Course Learning Objectives:

  • Describe the key concepts and principles of resilience theory and practice in human development and family studies.
  • Evaluate divergent views on the definition and operationalization of resilience.
  • Explain risk and protective factors at each stage of development from birth to late adulthood.
  • Describe personal attributes that influence the odds of resilient functioning.
  • Explain how the contexts in which individuals are embedded may shape their adaptation to adversity.
  • Explain resilience as involving mutually beneficial, reciprocally influential relations between a person and his or her context.
  • Evaluate interventions and policies with and on behalf of children, adolescents, adults, families, and communities from a resilience framework.
  • Exhibit effective written communication skills related to risk and resilience across the lifespan.

Prerequisite

HDFS 310 (Infant and Child Development in Context) or concurrent registration; HDFS 311 (Adolescent/Early Adult Development in Context) or concurrent registration; Completion of 75 credits minimum

Important Information

All prerequisites must be completed or consent from the instructor given prior to enrollment.

If you register for this course after the start of the term, please contact the instructor at the time of registration.
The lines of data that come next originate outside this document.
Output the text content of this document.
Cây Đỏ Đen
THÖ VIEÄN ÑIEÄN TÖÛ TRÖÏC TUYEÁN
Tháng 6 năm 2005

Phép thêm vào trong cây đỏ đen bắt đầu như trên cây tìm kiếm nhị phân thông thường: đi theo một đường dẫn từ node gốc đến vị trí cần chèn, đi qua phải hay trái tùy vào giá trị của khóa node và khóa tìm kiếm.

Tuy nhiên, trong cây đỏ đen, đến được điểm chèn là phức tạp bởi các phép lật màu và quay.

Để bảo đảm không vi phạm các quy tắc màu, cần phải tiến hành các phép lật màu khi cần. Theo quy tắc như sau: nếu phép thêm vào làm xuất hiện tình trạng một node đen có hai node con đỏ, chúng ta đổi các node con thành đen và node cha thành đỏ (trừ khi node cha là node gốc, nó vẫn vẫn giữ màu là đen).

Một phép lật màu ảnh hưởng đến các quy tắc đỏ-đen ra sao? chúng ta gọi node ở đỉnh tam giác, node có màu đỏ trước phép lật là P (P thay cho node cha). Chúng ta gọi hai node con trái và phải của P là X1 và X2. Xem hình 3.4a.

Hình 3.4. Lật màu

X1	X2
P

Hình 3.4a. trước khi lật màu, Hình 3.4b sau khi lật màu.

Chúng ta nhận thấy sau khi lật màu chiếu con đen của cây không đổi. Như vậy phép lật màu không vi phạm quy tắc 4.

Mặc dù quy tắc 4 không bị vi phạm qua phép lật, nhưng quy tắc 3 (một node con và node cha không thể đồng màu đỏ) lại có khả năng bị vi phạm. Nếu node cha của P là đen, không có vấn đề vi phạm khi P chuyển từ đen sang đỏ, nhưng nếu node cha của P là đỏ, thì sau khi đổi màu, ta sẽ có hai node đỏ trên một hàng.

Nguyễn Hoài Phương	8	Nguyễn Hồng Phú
By contacting the instructor, you ensure you are added to the CANVAS section as soon as possible and have access to the course and details about the class requirements.

Textbooks and Materials

Section 801

Optional

  • Ordinary Magic (2014)
    Masten, Ann S.
    ISBN: 978-1462523719
  • Immigrant Stories (2009)
    Cynthia Garcia Coll
    ISBN: 978-0195174595
    Not available at the CSU Bookstore

Textbooks and materials can be purchased at the CSU Bookstore unless otherwise indicated.

Instructors

Lilyana Ortega
Lilyana Ortega

lilyana.ortega@colostate.edu

Dr. Ortega is an assistant professor in the HDFS department. She has been at CSU for two years but previously taught at the University of Maine and CU Boulder. Dr. Ortega’s research interests include evaluation of prevention and intervention programs for high-risk youth and restorative justice approaches.